Question

In a comment on question 110345 I made a claim that might be incorrect. I claimed that if f(z) is a non-constant analytic function defined by a power series whose circle of convergence C has a positive radius, then f(z) cannot be bounded at all points in the interior of C. But is this really true? Or am I just imagining that I learned it somewhere. I could not come up with any simple counter-examples. It sounds like some weird generalization of Liouville's theorem.

Answer 1

This is not true.
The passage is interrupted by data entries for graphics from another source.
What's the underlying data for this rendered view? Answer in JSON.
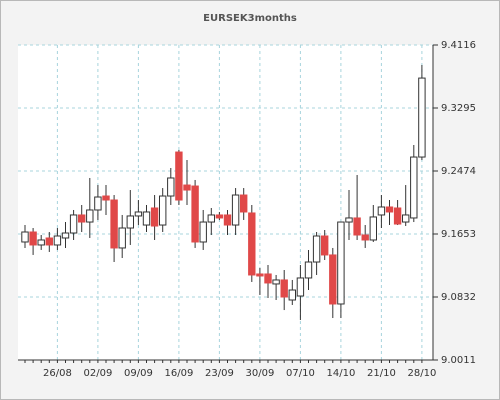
{
  "chart_data": {
    "type": "candlestick",
    "title": "EURSEK3months",
    "categories": [
      null,
      null,
      null,
      null,
      "26/08",
      null,
      null,
      null,
      null,
      "02/09",
      null,
      null,
      null,
      null,
      "09/09",
      null,
      null,
      null,
      null,
      "16/09",
      null,
      null,
      null,
      null,
      "23/09",
      null,
      null,
      null,
      null,
      "30/09",
      null,
      null,
      null,
      null,
      "07/10",
      null,
      null,
      null,
      null,
      "14/10",
      null,
      null,
      null,
      null,
      "21/10",
      null,
      null,
      null,
      null,
      "28/10"
    ],
    "open": [
      9.1549,
      9.1679,
      9.151,
      9.1601,
      9.151,
      9.1601,
      9.1666,
      9.1901,
      9.1809,
      9.1966,
      9.2148,
      9.2096,
      9.1471,
      9.1731,
      9.1888,
      9.177,
      9.1992,
      9.177,
      9.2148,
      9.2721,
      9.2291,
      9.2278,
      9.1549,
      9.1809,
      9.1901,
      9.1901,
      9.177,
      9.2161,
      9.1927,
      9.1132,
      9.1132,
      9.1002,
      9.1054,
      9.0793,
      9.0845,
      9.108,
      9.1288,
      9.1627,
      9.138,
      9.0741,
      9.1809,
      9.1862,
      9.164,
      9.1575,
      9.1901,
      9.2005,
      9.1992,
      9.1809,
      9.1862,
      9.2656
    ],
    "high": [
      9.177,
      9.1731,
      9.164,
      9.1679,
      9.1731,
      9.1809,
      9.1966,
      9.2031,
      9.2383,
      9.2291,
      9.2291,
      9.2161,
      9.1901,
      9.2226,
      9.2096,
      9.2031,
      9.2161,
      9.2252,
      9.2513,
      9.2748,
      9.2617,
      9.2357,
      9.1966,
      9.1992,
      9.194,
      9.1966,
      9.2252,
      9.2252,
      9.2031,
      9.121,
      9.1249,
      9.1119,
      9.1184,
      9.1054,
      9.1249,
      9.1445,
      9.1679,
      9.1705,
      9.1471,
      9.1809,
      9.2226,
      9.2422,
      9.177,
      9.2031,
      9.2161,
      9.2096,
      9.2096,
      9.2291,
      9.2813,
      9.3855
    ],
    "low": [
      9.1471,
      9.138,
      9.1445,
      9.1419,
      9.1445,
      9.1471,
      9.1575,
      9.1679,
      9.1601,
      9.1836,
      9.1901,
      9.1288,
      9.134,
      9.151,
      9.177,
      9.1679,
      9.1575,
      9.1679,
      9.2031,
      9.2031,
      9.2031,
      9.1471,
      9.1445,
      9.164,
      9.1836,
      9.164,
      9.164,
      9.1836,
      9.1028,
      9.0858,
      9.0819,
      9.0793,
      9.0662,
      9.0728,
      9.0532,
      9.0923,
      9.1119,
      9.1314,
      9.0558,
      9.0558,
      9.1575,
      9.1575,
      9.1471,
      9.1549,
      9.1731,
      9.177,
      9.177,
      9.1757,
      9.1809,
      9.2617
    ],
    "close": [
      9.1679,
      9.151,
      9.1575,
      9.151,
      9.1627,
      9.1666,
      9.1901,
      9.1809,
      9.1966,
      9.2135,
      9.2096,
      9.1471,
      9.1731,
      9.1888,
      9.194,
      9.194,
      9.1757,
      9.2148,
      9.2383,
      9.2096,
      9.2226,
      9.1549,
      9.1809,
      9.1901,
      9.1862,
      9.177,
      9.2161,
      9.194,
      9.1119,
      9.1106,
      9.1015,
      9.1054,
      9.0832,
      9.0923,
      9.108,
      9.1288,
      9.1627,
      9.138,
      9.0741,
      9.1809,
      9.1862,
      9.164,
      9.1575,
      9.1875,
      9.2005,
      9.194,
      9.1783,
      9.1901,
      9.2656,
      9.3685
    ],
    "up_color": "#ffffff",
    "down_color": "#e04848",
    "ylim": [
      9.0011,
      9.4116
    ],
    "yticks": [
      9.0011,
      9.0832,
      9.1653,
      9.2474,
      9.3295,
      9.4116
    ],
    "grid": true
  }
}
For a counterexample take

$$\sum_{n=1}^{\infty} \frac{x^n}{n^2} $$

The radius of convergence is one and this is bounded by

$$\sum_{n=1}^{\infty} \frac{1}{n^2} = \pi^2/6 $$

You are likely confusing this with the maximum modulus principle saying that there must be no local maximu (in absolute value) in the interior if the function is nonconstant.

Answer 2

You are probably misunderstanding the following folk theorem: If $D $ is the convergence disc of a power series converging to $f$, then there must be some singularity of $f$ on $\partial D$. In other words, you cannot continue $f$ analytically onto a larger disc. A counterexample that is more explicit than quids example is the power series expansion of $\sqrt{1+z}$ around $z=0$, which has convergence radius $1$. The singularity at $z=-1$ is not a pole.

A hint to the proof: if $D \subset U$ is a disc in the domain of definition of a holomorphic function $f$, then the Taylor expansion around the midpoint of $D$ converges in $D$.